My first angio is today. I'm a mix of excited and and scared. Excited to get this thing moving and find out when and how we go about treatment. Scared because I know it's going to hurt, but also scared that it will be much worse than they originally thought. Scared they might do an embolization at the same time and that I might feel crappy afterward.I know it's going to be fine, and I will take it all in stride, just so much information in a week!
I wanted to say thanks to everyone who helped calm me down after last week. I had a really emotional day on Wednesday and decided that I needed some mental health days so I took the rest of the week off of work (the xanax didn't hurt much either). I am feeling a lot better this week, for now anyway.
Hope you all have a fabulous day!
Good luck today, I would love to hear how it all went. I will be thinking of you.
Sending POSITIVE thoughts and prayers your way!!!
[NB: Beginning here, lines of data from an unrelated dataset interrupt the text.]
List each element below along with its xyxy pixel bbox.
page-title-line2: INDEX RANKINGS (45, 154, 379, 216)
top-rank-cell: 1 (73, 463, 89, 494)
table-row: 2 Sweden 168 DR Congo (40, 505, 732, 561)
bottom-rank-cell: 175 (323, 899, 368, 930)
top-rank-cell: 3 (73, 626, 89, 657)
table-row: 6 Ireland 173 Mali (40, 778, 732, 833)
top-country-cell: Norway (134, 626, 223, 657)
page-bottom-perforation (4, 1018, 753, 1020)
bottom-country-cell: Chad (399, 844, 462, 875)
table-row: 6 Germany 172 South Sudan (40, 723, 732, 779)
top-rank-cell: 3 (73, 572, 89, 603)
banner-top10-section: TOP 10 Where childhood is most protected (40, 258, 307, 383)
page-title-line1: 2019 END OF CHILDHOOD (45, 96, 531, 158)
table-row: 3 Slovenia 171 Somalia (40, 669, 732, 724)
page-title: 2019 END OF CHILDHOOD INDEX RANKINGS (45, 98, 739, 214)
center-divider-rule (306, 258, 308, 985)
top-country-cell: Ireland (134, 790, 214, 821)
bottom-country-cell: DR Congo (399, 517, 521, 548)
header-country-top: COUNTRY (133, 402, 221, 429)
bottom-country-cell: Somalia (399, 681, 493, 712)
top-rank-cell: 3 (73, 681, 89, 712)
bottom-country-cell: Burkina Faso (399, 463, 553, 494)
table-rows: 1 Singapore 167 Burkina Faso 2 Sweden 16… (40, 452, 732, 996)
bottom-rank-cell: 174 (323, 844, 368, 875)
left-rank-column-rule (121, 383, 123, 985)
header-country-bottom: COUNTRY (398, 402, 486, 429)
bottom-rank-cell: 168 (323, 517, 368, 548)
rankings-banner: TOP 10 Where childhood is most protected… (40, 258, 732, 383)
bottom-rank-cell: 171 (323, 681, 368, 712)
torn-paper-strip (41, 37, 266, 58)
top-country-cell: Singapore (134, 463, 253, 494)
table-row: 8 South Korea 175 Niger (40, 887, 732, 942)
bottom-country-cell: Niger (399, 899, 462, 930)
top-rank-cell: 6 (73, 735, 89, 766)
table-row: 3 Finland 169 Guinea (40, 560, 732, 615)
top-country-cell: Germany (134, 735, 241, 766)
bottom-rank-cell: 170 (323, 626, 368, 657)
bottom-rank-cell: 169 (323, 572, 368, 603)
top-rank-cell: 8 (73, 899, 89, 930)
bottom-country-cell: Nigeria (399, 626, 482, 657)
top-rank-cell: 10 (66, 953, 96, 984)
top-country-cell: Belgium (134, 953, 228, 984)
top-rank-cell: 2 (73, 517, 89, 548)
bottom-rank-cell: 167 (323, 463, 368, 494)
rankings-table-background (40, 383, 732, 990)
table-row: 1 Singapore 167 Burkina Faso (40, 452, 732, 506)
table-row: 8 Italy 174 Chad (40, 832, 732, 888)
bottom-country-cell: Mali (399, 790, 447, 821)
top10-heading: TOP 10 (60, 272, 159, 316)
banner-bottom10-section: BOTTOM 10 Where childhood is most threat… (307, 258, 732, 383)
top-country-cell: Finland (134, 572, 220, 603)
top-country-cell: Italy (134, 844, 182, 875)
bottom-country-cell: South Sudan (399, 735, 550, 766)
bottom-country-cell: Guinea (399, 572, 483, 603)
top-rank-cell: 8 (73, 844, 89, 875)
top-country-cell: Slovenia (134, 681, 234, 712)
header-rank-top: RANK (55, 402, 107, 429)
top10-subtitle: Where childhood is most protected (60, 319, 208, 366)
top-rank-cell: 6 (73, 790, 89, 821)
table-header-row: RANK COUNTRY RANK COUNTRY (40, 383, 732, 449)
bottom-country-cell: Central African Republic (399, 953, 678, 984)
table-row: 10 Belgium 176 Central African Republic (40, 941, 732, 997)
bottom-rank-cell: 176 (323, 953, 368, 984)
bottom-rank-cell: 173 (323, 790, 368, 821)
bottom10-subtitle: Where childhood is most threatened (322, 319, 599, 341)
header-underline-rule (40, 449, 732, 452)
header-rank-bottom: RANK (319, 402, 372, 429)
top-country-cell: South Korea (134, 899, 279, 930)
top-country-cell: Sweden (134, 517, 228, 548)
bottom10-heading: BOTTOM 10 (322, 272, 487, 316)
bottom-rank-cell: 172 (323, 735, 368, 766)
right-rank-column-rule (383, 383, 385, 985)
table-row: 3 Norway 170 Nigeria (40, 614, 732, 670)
what u know that God got your life in his hand, what i’m going thought i know that if it is my time to die i can’t stop it. so i’m going in with knowing that if i ask God for the help he is going to give it to me. I may got to go thought this but he is let me live. ever day i see i know that it is a good day. i have lost ever thing like my house, job, money, and can’t get my med. but thought it all i got my life. so you just think good things and fight the fight that you are going thought cause God your back. he will not put more on you then you can not take. so know that this mean that you can handle this. and you can make it. right now i’m praying that God keep you in his hand and God work in the doctor hands to. so keep your head up and look at ever day is a good day, and start looking at the world with open eyes, and see the good of the world and the good you can do for some body.